高精度
Code
const int MAX = 20000, BASE = 10000;
struct Node {
int number[MAX + 10], sign, length;
Node() {
memset(number, 0, sizeof(number));
sign = 1, length = 0;
}
void ClearZero() {
while(length >= 1 && number[length] == 0) --length;
if(!length) sign = 1, length = 1;
}
void Init(char s[]) {
int ans = 0, k = 1;
if(s[1] == '-') sign = -1;
for(int i = strlen(s + 1); i >= 1 && s[i] != '-'; --i) {
ans = ans + (s[i] - '0') * k, k *= 10;
if (k == BASE) number[++length] = ans, k = 1, ans = 0;
}
if(ans) number[++length] = ans;
ClearZero();
}
void Read() {
static char s[MAX + 10];
scanf("%s", s + 1);
Init(s);
}
void Write() {
if(sign == -1) printf("-");
printf("%d", number[length]);
for(int i = length - 1; i >= 1; --i)
printf("%04d", number[i]);
printf("\n");
}
void operator = (const int &b) {
int c = b;
if(b < 0) sign = -1, c = -b;
while(c) number[++length] = c % BASE, c /= BASE;
}
bool operator < (const Node &b) const {
if(length != b.length) return length < b.length;
for(int i = length; i >= 1; --i) if (number[i] != b.number[i])

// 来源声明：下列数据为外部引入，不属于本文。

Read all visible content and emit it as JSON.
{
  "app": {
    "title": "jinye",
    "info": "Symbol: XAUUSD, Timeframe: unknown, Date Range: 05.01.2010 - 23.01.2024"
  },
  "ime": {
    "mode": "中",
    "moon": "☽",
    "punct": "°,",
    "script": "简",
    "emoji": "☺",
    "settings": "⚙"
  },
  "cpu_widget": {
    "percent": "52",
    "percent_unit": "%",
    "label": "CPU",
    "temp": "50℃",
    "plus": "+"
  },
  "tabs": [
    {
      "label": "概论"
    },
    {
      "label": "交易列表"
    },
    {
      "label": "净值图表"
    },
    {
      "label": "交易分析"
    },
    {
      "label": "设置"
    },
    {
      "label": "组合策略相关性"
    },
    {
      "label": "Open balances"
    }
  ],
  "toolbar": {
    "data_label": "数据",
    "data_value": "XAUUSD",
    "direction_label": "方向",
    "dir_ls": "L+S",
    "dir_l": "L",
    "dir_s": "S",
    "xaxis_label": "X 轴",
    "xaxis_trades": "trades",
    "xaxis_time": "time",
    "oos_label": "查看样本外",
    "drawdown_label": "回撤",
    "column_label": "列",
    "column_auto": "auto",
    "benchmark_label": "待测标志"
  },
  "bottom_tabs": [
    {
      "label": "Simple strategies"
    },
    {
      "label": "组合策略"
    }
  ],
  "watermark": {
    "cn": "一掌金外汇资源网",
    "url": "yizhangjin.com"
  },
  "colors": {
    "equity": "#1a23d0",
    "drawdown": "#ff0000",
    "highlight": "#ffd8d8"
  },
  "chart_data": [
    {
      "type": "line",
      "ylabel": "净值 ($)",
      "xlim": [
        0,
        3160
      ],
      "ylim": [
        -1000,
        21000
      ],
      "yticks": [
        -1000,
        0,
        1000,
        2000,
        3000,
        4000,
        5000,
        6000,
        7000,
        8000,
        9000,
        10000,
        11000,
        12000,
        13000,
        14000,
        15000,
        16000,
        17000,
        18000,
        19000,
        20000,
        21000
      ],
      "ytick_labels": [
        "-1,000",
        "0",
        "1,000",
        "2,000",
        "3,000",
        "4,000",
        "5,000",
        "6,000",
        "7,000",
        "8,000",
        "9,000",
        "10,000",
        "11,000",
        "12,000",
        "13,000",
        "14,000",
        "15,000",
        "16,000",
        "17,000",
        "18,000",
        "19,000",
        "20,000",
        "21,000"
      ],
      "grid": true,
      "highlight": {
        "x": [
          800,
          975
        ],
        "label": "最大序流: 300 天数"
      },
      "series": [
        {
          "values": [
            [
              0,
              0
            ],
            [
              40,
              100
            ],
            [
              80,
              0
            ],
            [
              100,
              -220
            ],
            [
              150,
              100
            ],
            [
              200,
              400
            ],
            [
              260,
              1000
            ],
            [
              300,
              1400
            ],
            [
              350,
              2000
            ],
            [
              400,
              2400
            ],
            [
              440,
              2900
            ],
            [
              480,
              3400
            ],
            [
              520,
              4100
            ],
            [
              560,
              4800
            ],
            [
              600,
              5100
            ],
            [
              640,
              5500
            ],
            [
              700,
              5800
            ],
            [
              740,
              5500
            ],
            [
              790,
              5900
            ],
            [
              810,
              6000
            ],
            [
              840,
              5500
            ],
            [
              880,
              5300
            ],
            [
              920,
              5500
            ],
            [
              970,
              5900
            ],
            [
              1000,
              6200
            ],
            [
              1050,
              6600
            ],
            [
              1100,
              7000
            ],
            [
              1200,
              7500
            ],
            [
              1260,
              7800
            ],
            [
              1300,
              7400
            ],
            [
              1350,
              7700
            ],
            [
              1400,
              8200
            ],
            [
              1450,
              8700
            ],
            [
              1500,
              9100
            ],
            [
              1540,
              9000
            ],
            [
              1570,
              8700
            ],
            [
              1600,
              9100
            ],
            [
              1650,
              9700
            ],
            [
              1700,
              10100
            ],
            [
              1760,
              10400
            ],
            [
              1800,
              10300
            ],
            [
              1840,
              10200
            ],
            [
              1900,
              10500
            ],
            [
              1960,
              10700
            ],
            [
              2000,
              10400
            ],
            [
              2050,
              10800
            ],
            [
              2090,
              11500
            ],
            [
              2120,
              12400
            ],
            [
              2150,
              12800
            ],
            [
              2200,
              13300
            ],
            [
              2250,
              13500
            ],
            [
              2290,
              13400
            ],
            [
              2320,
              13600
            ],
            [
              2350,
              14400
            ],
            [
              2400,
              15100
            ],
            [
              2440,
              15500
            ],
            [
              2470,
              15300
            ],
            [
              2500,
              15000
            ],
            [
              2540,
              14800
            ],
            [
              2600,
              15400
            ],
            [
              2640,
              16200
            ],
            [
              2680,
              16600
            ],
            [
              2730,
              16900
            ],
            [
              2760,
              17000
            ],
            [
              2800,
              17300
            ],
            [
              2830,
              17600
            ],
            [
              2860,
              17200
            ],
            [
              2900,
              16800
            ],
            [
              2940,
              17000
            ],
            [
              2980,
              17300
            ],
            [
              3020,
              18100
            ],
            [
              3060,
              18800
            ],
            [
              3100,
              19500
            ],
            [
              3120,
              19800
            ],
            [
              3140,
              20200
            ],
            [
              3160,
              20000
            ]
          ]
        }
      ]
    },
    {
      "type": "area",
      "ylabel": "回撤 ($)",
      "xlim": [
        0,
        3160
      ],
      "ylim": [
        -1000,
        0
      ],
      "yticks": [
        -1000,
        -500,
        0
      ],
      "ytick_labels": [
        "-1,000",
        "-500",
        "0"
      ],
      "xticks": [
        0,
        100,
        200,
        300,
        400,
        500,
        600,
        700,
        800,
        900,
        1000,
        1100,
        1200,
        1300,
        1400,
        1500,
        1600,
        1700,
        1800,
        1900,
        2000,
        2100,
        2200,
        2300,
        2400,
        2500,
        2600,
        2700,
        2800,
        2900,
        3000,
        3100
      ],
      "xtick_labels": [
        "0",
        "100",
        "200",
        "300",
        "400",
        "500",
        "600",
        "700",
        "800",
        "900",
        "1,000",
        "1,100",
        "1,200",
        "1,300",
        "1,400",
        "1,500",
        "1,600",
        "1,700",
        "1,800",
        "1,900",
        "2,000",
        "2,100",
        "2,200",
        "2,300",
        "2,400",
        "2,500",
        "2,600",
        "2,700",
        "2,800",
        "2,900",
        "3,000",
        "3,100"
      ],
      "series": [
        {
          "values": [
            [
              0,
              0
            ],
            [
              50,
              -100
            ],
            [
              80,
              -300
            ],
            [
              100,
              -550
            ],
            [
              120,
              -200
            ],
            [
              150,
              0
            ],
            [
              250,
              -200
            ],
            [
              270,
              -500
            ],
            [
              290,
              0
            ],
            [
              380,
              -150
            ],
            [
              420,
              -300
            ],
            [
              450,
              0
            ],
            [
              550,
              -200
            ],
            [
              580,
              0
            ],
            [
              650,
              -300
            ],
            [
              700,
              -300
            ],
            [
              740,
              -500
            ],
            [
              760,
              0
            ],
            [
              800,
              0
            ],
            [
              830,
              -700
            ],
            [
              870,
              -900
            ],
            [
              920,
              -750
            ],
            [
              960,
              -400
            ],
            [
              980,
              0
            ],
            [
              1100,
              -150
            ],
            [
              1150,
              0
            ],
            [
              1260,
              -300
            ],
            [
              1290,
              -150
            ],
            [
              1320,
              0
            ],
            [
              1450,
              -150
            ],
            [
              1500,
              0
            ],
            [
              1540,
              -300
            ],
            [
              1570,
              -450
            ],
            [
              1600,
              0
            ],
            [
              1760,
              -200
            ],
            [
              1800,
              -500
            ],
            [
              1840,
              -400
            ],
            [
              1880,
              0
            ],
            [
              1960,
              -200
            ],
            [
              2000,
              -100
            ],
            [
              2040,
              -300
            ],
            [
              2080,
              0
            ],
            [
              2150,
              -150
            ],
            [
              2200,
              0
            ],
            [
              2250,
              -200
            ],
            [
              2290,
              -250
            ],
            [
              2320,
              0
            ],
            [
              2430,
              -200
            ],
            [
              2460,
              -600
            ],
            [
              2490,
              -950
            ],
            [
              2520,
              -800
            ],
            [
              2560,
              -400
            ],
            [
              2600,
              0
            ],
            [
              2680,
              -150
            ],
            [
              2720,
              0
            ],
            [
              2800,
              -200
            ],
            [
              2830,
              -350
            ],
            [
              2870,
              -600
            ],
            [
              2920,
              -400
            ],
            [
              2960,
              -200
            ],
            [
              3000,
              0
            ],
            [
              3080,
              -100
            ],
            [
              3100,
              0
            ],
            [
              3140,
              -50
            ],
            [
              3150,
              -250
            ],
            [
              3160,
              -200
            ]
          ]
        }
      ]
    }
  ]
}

return number[i] < b.number[i];
return 0;
}
bool operator > (const Node &b) const {
return b < (*this);
}
bool operator >= (const Node &b) const {
return !((*this) < b);
}
Node operator+(const Node &b) {
Node c;
c.length = max(length, b.length) + 1;
for(int i = 1; i <= max(length, b.length); ++i) {
c.number[i] += number[i] + b.number[i];
c.number[i + 1] += c.number[i] / BASE;
c.number[i] %= BASE;
}
c.ClearZero();
return c;
}
Node operator + (const int &b) {
Node c; c = b;
return (*this) + c;
}
Node operator - (const Node &b) {
Node c, d;
c = (*this), d = b;
if(c < d) swap(c, d), c.sign = -1;
for(int i = 1; i <= c.length; ++i) {
c.number[i] -= d.number[i];
if(c.number[i] < 0) c.number[i + 1]--, c.number[i] += BASE;
}
c.ClearZero();
return c;
}
Node operator - (const int &b) {
Node c; c = b;
return (*this) - c;
}
Node operator * (const Node &b) {
Node c;
c.length = length + b.length;
if(sign * b.sign == -1) c.sign = -1;
for(int i = 1; i <= length; ++i)
for(int j = 1; j <= b.length; ++j) {
c.number[i + j - 1] += number[i] * b.number[j];
c.number[i + j] += c.number[i + j - 1] / BASE;
c.number[i + j - 1] %= BASE;
}
for(int i = 1; i <= c.length; ++i) if (c.number[i] >= BASE)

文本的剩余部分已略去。